The drug, Depo-Provera, is in wide use around the world and has been approved by the US Food and Drug Administration. One shot prevents a woman from becoming pregnant for three months.
It will be available starting Monday at health clinics, PSI officials say. The shots must be administered by a doctor, nurse or trained midwife, and are expected to cost less than $1.
“This is very safe and highly effective,” said Denise Harrison, deputy country representative for PSI, which has moved to new quarters at 29 Street 334.
The drug is expected to be very popular in Cambodia. According to the national Demographic and Health Survey 2000, Cambodian women have an average of four children apiece—but say their ideal family size would be three children.
Women would also prefer to wait at least two years between children, which is generally regarded as healthier for mother and child.
Lisa Firth, a registered nurse and reproductive health specialist with PSI, says Cambodians are enthusiastic about birth spacing. She said an estimated 33 percent of women of child-bearing age—as many as 1 million women—would practice birth spacing if they could get the drugs.
According to the survey, about 9 percent of Cambodian women currently practice birth spacing, while another 14 percent have had all the children they want, and use birth control so they won’t have any more.
Among those who practice birth spacing, 71 percent choose injections over birth control pills, PSI officials say.
The shots are particularly popular in rural areas, where it can be time consuming to travel to a clinic for treatment.

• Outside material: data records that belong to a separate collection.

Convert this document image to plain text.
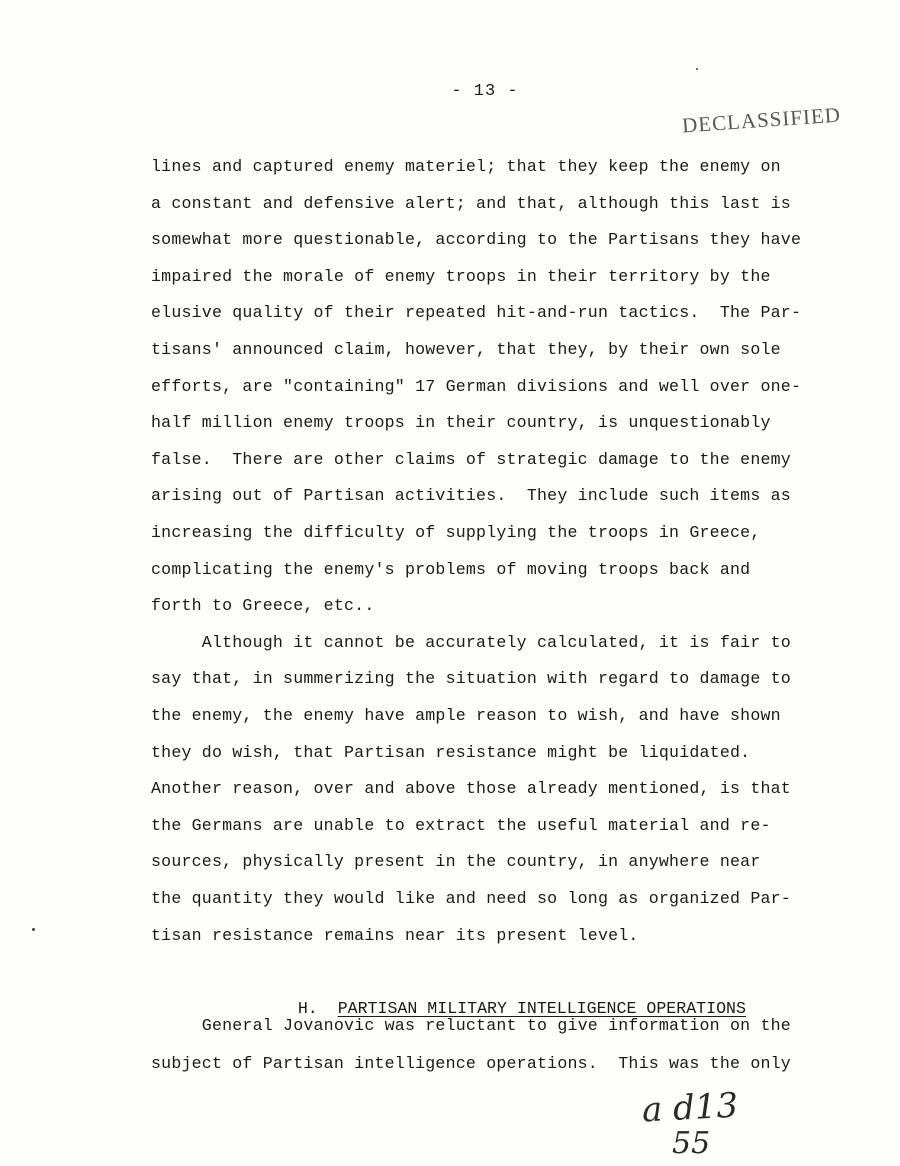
- 13 -
DECLASSIFIED
lines and captured enemy materiel; that they keep the enemy on
a constant and defensive alert; and that, although this last is
somewhat more questionable, according to the Partisans they have
impaired the morale of enemy troops in their territory by the
elusive quality of their repeated hit-and-run tactics.  The Par-
tisans' announced claim, however, that they, by their own sole
efforts, are "containing" 17 German divisions and well over one-
half million enemy troops in their country, is unquestionably
false.  There are other claims of strategic damage to the enemy
arising out of Partisan activities.  They include such items as
increasing the difficulty of supplying the troops in Greece,
complicating the enemy's problems of moving troops back and
forth to Greece, etc..
Although it cannot be accurately calculated, it is fair to
say that, in summerizing the situation with regard to damage to
the enemy, the enemy have ample reason to wish, and have shown
they do wish, that Partisan resistance might be liquidated.
Another reason, over and above those already mentioned, is that
the Germans are unable to extract the useful material and re-
sources, physically present in the country, in anywhere near
the quantity they would like and need so long as organized Par-
tisan resistance remains near its present level.

H. PARTISAN MILITARY INTELLIGENCE OPERATIONS

General Jovanovic was reluctant to give information on the
subject of Partisan intelligence operations.  This was the only
a d13
55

“In Prey Veng, people like to use injections,” said Dr Mao Matha, PSI training coordinator. “In the countryside, this is the favorite choice.”
Injections have been available through public health clinics and private providers for some time. PSI, under a program funded by the US Agency for International Development, is offering OK injections as a low-cost alternative with guaranteed quality.
“Our goal is to provide 50,000 injections this year,” Firth said. “We’ll be selling them at four for $1.” Clinics and private practitioners are expected to add service charges, she said.
The OK injections are packaged with a disposable syringe, a small sealed vial containing a three-month dose, an alcohol swab and a card reminding the patient when the next injection is due.
Firth said PSI is aiming this product at married women, rather than single working women, because it does not protect women or their partners against HIV/AIDS.
“Most people don’t like condoms,” but they remain the best available protection against the transmission of AIDS, Firth said. Since 1993, PSI has been marketing low-cost condoms to a high-risk population including sex workers.
“Now we are looking more at [promoting condom use in] sweetheart or trust relationships,” Firth said. She pointed out that women often think there is little danger in having sex with a boyfriend, but if he also patronizes sex workers, they may risking their lives.
Firth said PSI’s goal is to provide top quality, reliable contraceptives to poor people. “You can buy Trojans [a Western-made condom] at a place like Lucky Market, but they are expensive,” she said. “Or there are cheap Chinese condoms, but they may not work. We make cheap, quality goods available, and teach people how to use them correctly.”
Firth said PSI wants to expand its marketing so birth control pills and condoms can be found in any pharmacy in the country, from expensive stores in Phnom Penh to market stalls in Preah Vihear.
And while the injections will be available only in clinics, she said that eventually anyone selling PSI products will be able to direct consumers to the nearest clinic that provides them.